Current licensing requirements for Class D licence holders are not consistent with other commercial classes and are not in alignment with CCMTA national medical standards. These standards are the basis for the Canada/U.S. medical reciprocity agreement.

No timelines have been set for this proposal and MTO is currently reviewing the logistics of what would be required to realistically make the transition including education, capacity of the medical community and medical review office.

For the knowledge test portion upon licence renewal, the test would be the same as required upon licence application and based on the information found in the Official MTO Truck Handbook.

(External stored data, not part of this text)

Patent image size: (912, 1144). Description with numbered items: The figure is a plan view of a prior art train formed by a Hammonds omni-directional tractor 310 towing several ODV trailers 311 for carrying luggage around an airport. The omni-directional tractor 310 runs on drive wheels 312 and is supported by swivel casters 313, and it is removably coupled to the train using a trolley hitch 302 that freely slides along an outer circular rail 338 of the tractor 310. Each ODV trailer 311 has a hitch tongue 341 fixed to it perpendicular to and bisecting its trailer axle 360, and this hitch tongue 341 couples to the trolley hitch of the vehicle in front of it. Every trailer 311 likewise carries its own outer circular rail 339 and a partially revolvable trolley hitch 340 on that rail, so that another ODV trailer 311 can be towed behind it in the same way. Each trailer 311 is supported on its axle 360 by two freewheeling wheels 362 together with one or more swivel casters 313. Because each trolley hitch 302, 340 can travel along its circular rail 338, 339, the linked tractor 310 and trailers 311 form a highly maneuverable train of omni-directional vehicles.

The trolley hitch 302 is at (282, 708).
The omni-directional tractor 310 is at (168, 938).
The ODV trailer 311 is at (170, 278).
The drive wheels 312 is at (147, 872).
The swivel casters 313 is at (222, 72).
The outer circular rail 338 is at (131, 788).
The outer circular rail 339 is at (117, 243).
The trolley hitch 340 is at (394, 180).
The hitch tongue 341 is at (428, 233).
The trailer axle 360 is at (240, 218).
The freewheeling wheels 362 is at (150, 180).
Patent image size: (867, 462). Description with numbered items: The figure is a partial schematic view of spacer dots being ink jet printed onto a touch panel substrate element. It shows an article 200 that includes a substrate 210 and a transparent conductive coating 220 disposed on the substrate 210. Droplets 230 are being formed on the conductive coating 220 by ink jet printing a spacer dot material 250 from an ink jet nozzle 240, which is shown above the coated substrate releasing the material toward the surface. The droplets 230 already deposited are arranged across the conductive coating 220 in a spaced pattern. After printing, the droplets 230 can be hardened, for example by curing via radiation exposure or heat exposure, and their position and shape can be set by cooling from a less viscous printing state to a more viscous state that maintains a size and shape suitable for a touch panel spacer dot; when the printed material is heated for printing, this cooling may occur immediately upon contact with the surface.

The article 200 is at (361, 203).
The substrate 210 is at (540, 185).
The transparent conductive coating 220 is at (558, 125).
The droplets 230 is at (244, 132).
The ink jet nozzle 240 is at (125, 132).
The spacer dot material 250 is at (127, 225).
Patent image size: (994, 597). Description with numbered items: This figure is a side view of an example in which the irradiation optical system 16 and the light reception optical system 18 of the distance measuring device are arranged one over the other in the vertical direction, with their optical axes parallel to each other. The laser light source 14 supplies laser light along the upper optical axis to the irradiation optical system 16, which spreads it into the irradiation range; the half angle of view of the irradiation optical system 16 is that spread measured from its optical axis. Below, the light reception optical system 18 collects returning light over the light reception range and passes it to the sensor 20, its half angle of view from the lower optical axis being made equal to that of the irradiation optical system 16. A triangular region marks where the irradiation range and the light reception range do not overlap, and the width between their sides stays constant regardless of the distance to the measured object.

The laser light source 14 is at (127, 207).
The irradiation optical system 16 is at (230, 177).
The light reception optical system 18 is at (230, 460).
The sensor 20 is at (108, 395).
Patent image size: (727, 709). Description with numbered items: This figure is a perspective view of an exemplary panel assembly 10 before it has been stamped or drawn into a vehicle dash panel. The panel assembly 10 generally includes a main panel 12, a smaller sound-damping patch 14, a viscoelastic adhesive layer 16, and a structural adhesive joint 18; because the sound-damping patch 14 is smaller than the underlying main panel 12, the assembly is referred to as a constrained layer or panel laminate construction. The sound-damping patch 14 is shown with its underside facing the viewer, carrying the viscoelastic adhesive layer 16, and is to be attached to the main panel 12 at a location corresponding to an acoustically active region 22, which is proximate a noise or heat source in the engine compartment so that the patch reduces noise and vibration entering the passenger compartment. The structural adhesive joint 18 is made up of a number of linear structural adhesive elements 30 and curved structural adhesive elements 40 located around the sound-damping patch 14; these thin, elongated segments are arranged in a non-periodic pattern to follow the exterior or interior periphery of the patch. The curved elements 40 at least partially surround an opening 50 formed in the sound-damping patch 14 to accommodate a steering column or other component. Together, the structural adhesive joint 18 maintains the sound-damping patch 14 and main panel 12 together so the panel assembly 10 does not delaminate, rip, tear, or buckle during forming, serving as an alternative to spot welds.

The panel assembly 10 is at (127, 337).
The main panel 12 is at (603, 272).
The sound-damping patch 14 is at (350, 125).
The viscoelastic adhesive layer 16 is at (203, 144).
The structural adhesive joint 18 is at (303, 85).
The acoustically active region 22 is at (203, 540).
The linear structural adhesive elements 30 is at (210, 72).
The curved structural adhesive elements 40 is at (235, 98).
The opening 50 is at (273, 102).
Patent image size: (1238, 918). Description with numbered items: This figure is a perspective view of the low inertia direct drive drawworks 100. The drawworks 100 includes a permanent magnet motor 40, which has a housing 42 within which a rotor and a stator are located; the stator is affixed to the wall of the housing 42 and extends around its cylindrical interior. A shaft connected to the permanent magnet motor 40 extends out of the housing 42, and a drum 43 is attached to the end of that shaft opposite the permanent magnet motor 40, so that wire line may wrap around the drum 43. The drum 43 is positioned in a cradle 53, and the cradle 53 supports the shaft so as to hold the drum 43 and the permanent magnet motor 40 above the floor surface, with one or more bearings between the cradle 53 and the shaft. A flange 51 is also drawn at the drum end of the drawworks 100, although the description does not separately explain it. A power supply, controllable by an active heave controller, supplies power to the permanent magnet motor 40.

The mandatory entry level training (MELT) initiative underway by MTO does not apply to Class-D drivers (only Class-A drivers are covered).

OTA’s position on the issue is that Class-D licence holders should be brought into line with the cyclical medical requirements that exist for Class-A licence holders, but in doing so, recommends that:  The  changes  are  properly  communicated  to  the  public  and  to  the  affected  drivers; A practical implementation plan is developed that is manageable both by industry and by MTO;  MTO work to accelerate its review timelines  (currently  at  30  days)  of  medical  reports;  and,  MTO  continue  to  provide  priority  medical  review  for  all commercial drivers.

OTA will be submitting comments to the regulatory registry to this effect this month.